イさんは54歳になった2005年からこれまでにラオス、スリランカ、ミヤンマの3カ国で10年間もボランティア活動をしてきました。最初は反対していた妻のユンスクさんも今では一緒にミヤンマで韓国料理を教えるボランティアをしています。

シルバー世代が海外奉仕に目を向けるのは人助けに生きがいを感じているだけではありません。国内では引退する年齢でも海外では十分に現役だからです。さらに海外で味わう異国的な生活も理由の一つです。KOICAでは団員には活動費と住居費および医療保険などが提供されます。韓国の基準では大きな金額ではありませんが、物価も安く特別にお金を使うところもないこともあり十分だという声が聞こえます。
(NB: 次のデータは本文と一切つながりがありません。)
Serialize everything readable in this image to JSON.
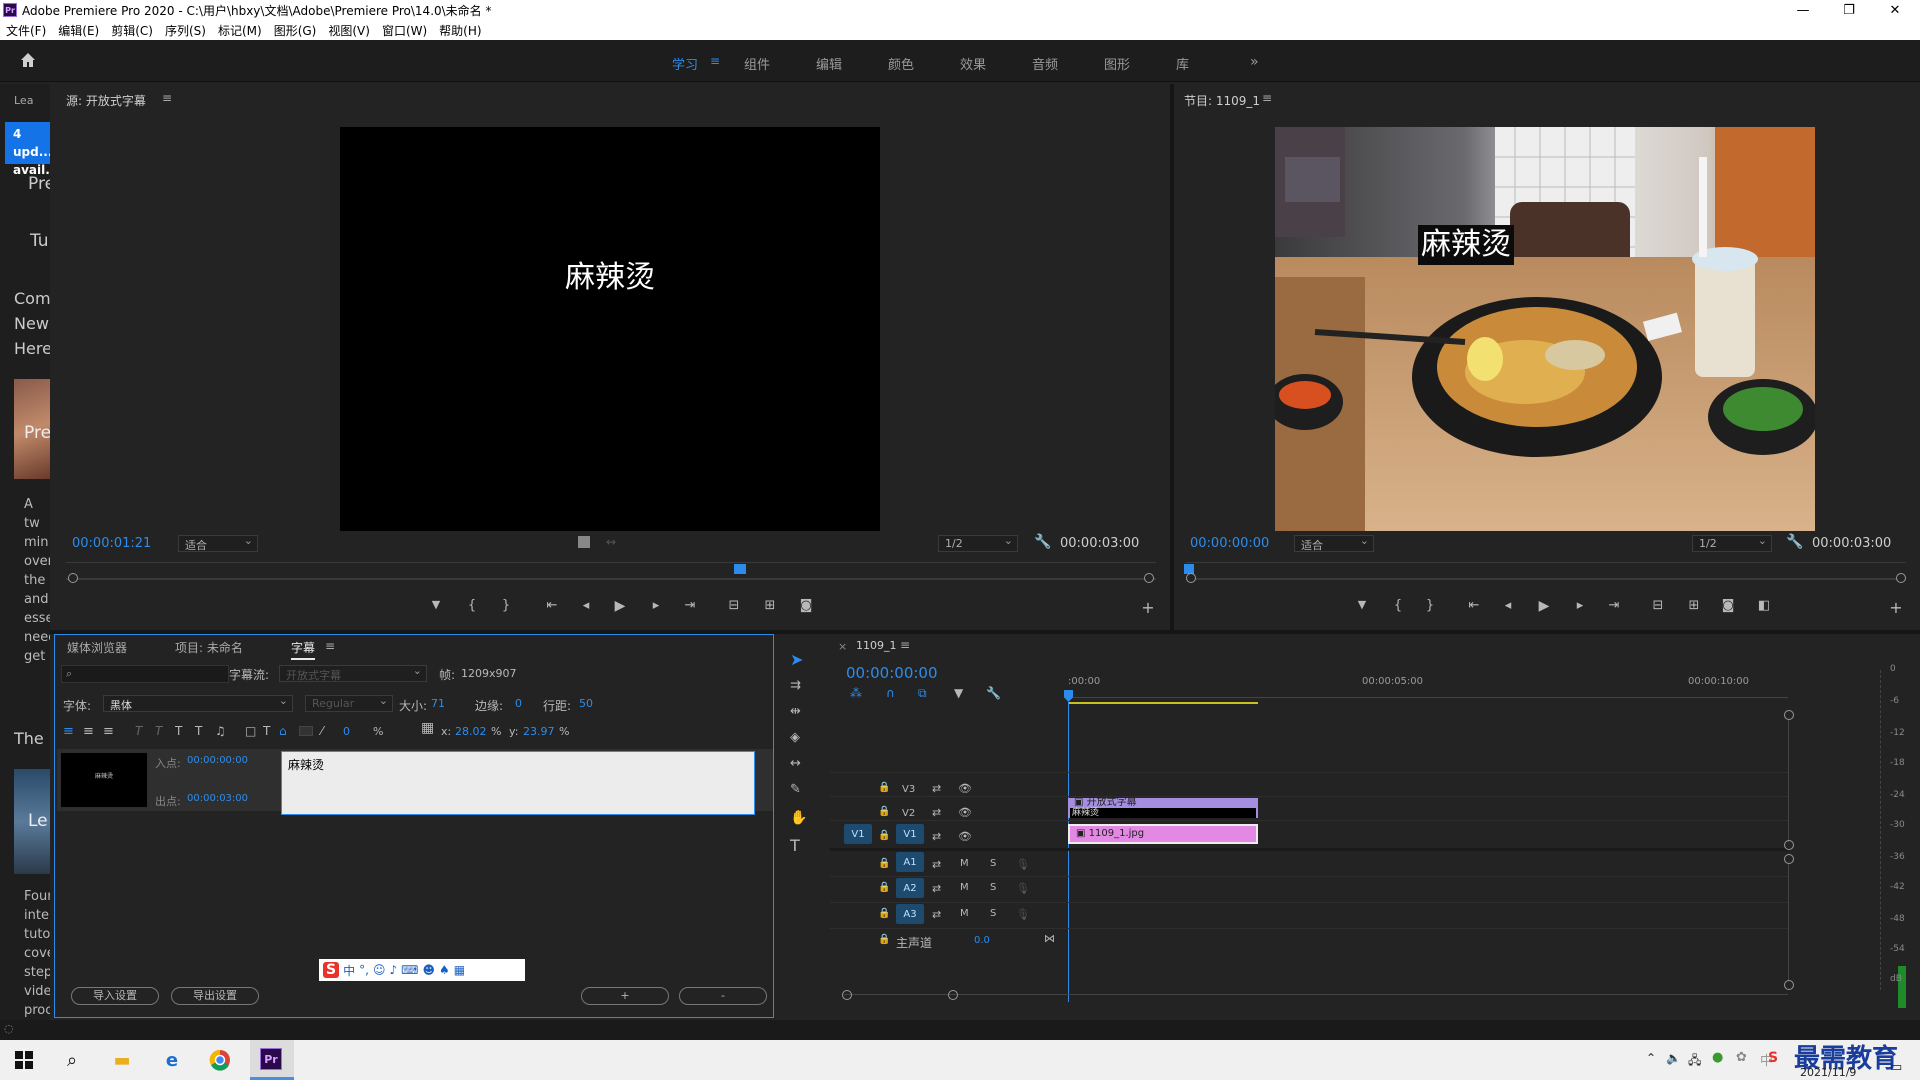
{
  "window": {
    "title": "Adobe Premiere Pro 2020 - C:\\用户\\hbxy\\文档\\Adobe\\Premiere Pro\\14.0\\未命名 *",
    "app_badge": "Pr"
  },
  "menus": [
    "文件(F)",
    "编辑(E)",
    "剪辑(C)",
    "序列(S)",
    "标记(M)",
    "图形(G)",
    "视图(V)",
    "窗口(W)",
    "帮助(H)"
  ],
  "workspaces": {
    "items": [
      "学习",
      "组件",
      "编辑",
      "颜色",
      "效果",
      "音频",
      "图形",
      "库"
    ],
    "active": "学习",
    "more": "»"
  },
  "learn_panel": {
    "tab": "Lea",
    "update_banner": "4 upd... avail...",
    "text_snippets": [
      "Pre",
      "Tu",
      "Com",
      "New",
      "Here",
      "Pre",
      "A tw",
      "min",
      "over",
      "the",
      "and",
      "esse",
      "need",
      "get",
      "The",
      "Le",
      "Four",
      "inte",
      "tuto",
      "cove",
      "step",
      "vide",
      "proc"
    ]
  },
  "source_monitor": {
    "title": "源: 开放式字幕",
    "caption": "麻辣烫",
    "timecode": "00:00:01:21",
    "fit": "适合",
    "resolution": "1/2",
    "duration": "00:00:03:00"
  },
  "program_monitor": {
    "title": "节目: 1109_1",
    "caption": "麻辣烫",
    "timecode": "00:00:00:00",
    "fit": "适合",
    "resolution": "1/2",
    "duration": "00:00:03:00"
  },
  "captions_panel": {
    "tabs": [
      "媒体浏览器",
      "项目: 未命名",
      "字幕"
    ],
    "active_tab": "字幕",
    "stream_label": "字幕流:",
    "stream_value": "开放式字幕",
    "frame_label": "帧:",
    "frame_value": "1209x907",
    "font_label": "字体:",
    "font_value": "黑体",
    "style_value": "Regular",
    "size_label": "大小:",
    "size_value": "71",
    "edge_label": "边缘:",
    "edge_value": "0",
    "leading_label": "行距:",
    "leading_value": "50",
    "opacity_value": "0",
    "opacity_unit": "%",
    "x_label": "x:",
    "x_value": "28.02",
    "y_label": "y:",
    "y_value": "23.97",
    "pct": "%",
    "in_label": "入点:",
    "in_value": "00:00:00:00",
    "out_label": "出点:",
    "out_value": "00:00:03:00",
    "caption_text": "麻辣烫",
    "thumb_text": "麻辣烫",
    "import_btn": "导入设置",
    "export_btn": "导出设置",
    "add_btn": "+",
    "remove_btn": "-"
  },
  "timeline": {
    "sequence": "1109_1",
    "timecode": "00:00:00:00",
    "ruler": [
      ":00:00",
      "00:00:05:00",
      "00:00:10:00"
    ],
    "video_tracks": [
      "V3",
      "V2",
      "V1"
    ],
    "source_patch": "V1",
    "audio_tracks": [
      "A1",
      "A2",
      "A3"
    ],
    "master": "主声道",
    "master_value": "0.0",
    "clips": [
      {
        "track": "V2",
        "name": "开放式字幕",
        "caption": "麻辣烫"
      },
      {
        "track": "V1",
        "name": "1109_1.jpg"
      }
    ],
    "mute": "M",
    "solo": "S"
  },
  "audio_meter": {
    "ticks": [
      "0",
      "-6",
      "-12",
      "-18",
      "-24",
      "-30",
      "-36",
      "-42",
      "-48",
      "-54",
      "dB"
    ]
  },
  "ime_toolbar": {
    "label": "中"
  },
  "taskbar": {
    "watermark": "最需教育",
    "date": "2021/11/9"
  },
  "colors": {
    "accent": "#2d8ceb",
    "video_clip": "#e389e3",
    "caption_clip": "#a58ee0"
  }
}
毎月一定額が韓国の口座に入金されるので1,2年奉仕活動をして帰国すればまとまった金額も手にはいります。

KOICAは「ワールドフレンズ・コリア」という名前で海外奉仕事業を行っており、現在、コンピュータ、自動車整備、農業、パン作り、料理、韓国語教育など33の職種で22カ国に団員を派遣しています。 
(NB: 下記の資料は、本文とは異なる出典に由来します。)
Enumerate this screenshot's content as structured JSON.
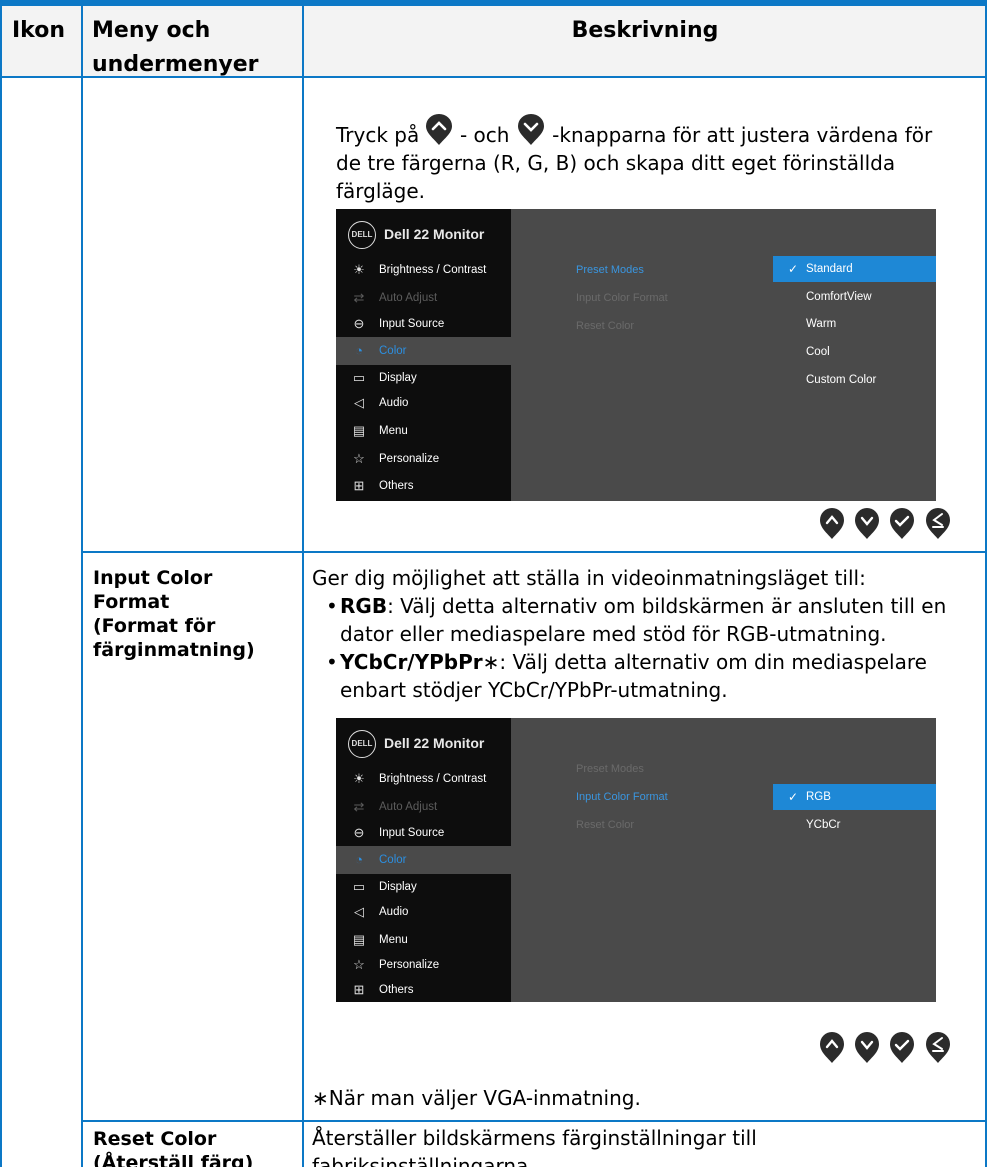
{
  "header": {
    "col1": "Ikon",
    "col2_line1": "Meny och",
    "col2_line2": "undermenyer",
    "col3": "Beskrivning"
  },
  "row1": {
    "text_1": "Tryck på ",
    "text_2": " - och ",
    "text_3": " -knapparna för att justera värdena för",
    "text_4": "de tre färgerna (R, G, B) och skapa ditt eget förinställda",
    "text_5": "färgläge."
  },
  "osd1": {
    "logo": "DELL",
    "title": "Dell 22 Monitor",
    "menu": [
      {
        "icon": "brightness-icon",
        "glyph": "☀",
        "label": "Brightness / Contrast",
        "state": "normal"
      },
      {
        "icon": "auto-adjust-icon",
        "glyph": "⇄",
        "label": "Auto Adjust",
        "state": "dim"
      },
      {
        "icon": "input-source-icon",
        "glyph": "⊖",
        "label": "Input Source",
        "state": "normal"
      },
      {
        "icon": "color-icon",
        "glyph": "◔",
        "label": "Color",
        "state": "sel"
      },
      {
        "icon": "display-icon",
        "glyph": "▭",
        "label": "Display",
        "state": "normal"
      },
      {
        "icon": "audio-icon",
        "glyph": "◁",
        "label": "Audio",
        "state": "normal"
      },
      {
        "icon": "menu-icon",
        "glyph": "▤",
        "label": "Menu",
        "state": "normal"
      },
      {
        "icon": "star-icon",
        "glyph": "☆",
        "label": "Personalize",
        "state": "normal"
      },
      {
        "icon": "others-icon",
        "glyph": "⊞",
        "label": "Others",
        "state": "normal"
      }
    ],
    "submenu": [
      {
        "label": "Preset Modes",
        "active": true
      },
      {
        "label": "Input Color Format",
        "active": false
      },
      {
        "label": "Reset Color",
        "active": false
      }
    ],
    "options": [
      "Standard",
      "ComfortView",
      "Warm",
      "Cool",
      "Custom Color"
    ],
    "selected_option": "Standard"
  },
  "row2": {
    "menu_1": "Input Color",
    "menu_2": "Format",
    "menu_3": "(Format för",
    "menu_4": "färginmatning)",
    "desc_intro": "Ger dig möjlighet att ställa in videoinmatningsläget till:",
    "rgb_term": "RGB",
    "rgb_text_1": ": Välj detta alternativ om bildskärmen är ansluten till en",
    "rgb_text_2": "dator eller mediaspelare med stöd för RGB-utmatning.",
    "ycbcr_term": "YCbCr/YPbPr",
    "ycbcr_star": "∗",
    "ycbcr_text_1": ": Välj detta alternativ om din mediaspelare",
    "ycbcr_text_2": "enbart stödjer YCbCr/YPbPr-utmatning.",
    "footnote": "∗När man väljer VGA-inmatning."
  },
  "osd2": {
    "logo": "DELL",
    "title": "Dell 22 Monitor",
    "submenu": [
      {
        "label": "Preset Modes",
        "active": false
      },
      {
        "label": "Input Color Format",
        "active": true
      },
      {
        "label": "Reset Color",
        "active": false
      }
    ],
    "options": [
      "RGB",
      "YCbCr"
    ],
    "selected_option": "RGB"
  },
  "row3": {
    "menu_1": "Reset Color",
    "menu_2": "(Återställ färg)",
    "desc_1": "Återställer bildskärmens färginställningar till",
    "desc_2": "fabriksinställningarna."
  },
  "buttons": [
    "up-button",
    "down-button",
    "ok-button",
    "back-button"
  ],
  "colors": {
    "accent": "#0c78c6",
    "osd_bg": "#4a4a4a",
    "osd_menu_bg": "#0d0d0d",
    "osd_selected": "#1e88d6",
    "header_bg": "#f3f3f3"
  }
}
また一般のボランティア以外に引退前後の専門家で構成されたワールドフレンズ専門団も運営しています。現在120人ほどが選抜され派遣国の政策方向に対するアドバイスをしています。これについて関係者は

「退職した公務員の間で人気が高く競争率も高くなっています」

と言っています。KOICAの団員として経験した海外奉仕の体験にアイデアを結びつけ斬新な社会的事業をはじめた人たちもいます。

インドネシアで4年間美容技術を教えてきたジョン・オクジュさんは帰国後、外国結婚などを理由に移住してきた女性たちに美容技術を教える会社を立ち上げました。
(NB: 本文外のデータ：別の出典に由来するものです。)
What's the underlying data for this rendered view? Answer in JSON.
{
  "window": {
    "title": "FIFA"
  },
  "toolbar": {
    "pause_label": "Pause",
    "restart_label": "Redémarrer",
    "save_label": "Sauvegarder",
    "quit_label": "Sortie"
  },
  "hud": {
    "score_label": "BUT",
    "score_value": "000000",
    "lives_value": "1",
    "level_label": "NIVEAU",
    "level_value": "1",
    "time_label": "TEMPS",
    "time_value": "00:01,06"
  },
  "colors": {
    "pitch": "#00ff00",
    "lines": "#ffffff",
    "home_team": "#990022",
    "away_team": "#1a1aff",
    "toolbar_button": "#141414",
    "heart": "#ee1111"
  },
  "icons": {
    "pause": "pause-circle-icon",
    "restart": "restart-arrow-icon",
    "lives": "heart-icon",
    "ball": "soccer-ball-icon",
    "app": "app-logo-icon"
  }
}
このように今や韓国は海外奉仕分野では世界最高水準に達しています。派遣規模面ではアメリカにつづき世界第2位です。2016年基準でKOICA以外の他のNGOや他の宗教団体まであわせたボランティア数は6320人でした。1位のアメリカの6910人に比べてもあまり差は無く、3位の日本の2500人との間には大きな差があります。一方で問題もあります。関係者は

「一番大きな問題は海外奉仕に対する若者たちの熱意がだんだん薄れていることです。海外旅行が今のように自由でなく、費用も高かった90年代には異国的な生活に魅力を感じて志願する若者も少なくありませんでした。就職も今のように厳しくなく、海外奉仕活動をしてきてもそれが就職に障るとは考えませんでした。しかし現在は、就職が難しいので何としても国内にいてチャンスを掴まなくてはという切迫した考えを若者たちが抱いているようです」

また海外奉仕に関する認識の違いもあるといいます。派遣を求める開発途上国ではコンピュータ、自動車整備、建築などの実務的な技術者を求めていますが、国内の志願者は未だに海外奉仕というと井戸を掘ったり、農業の手助けをするような身体を使う奉仕を考えているとのことです。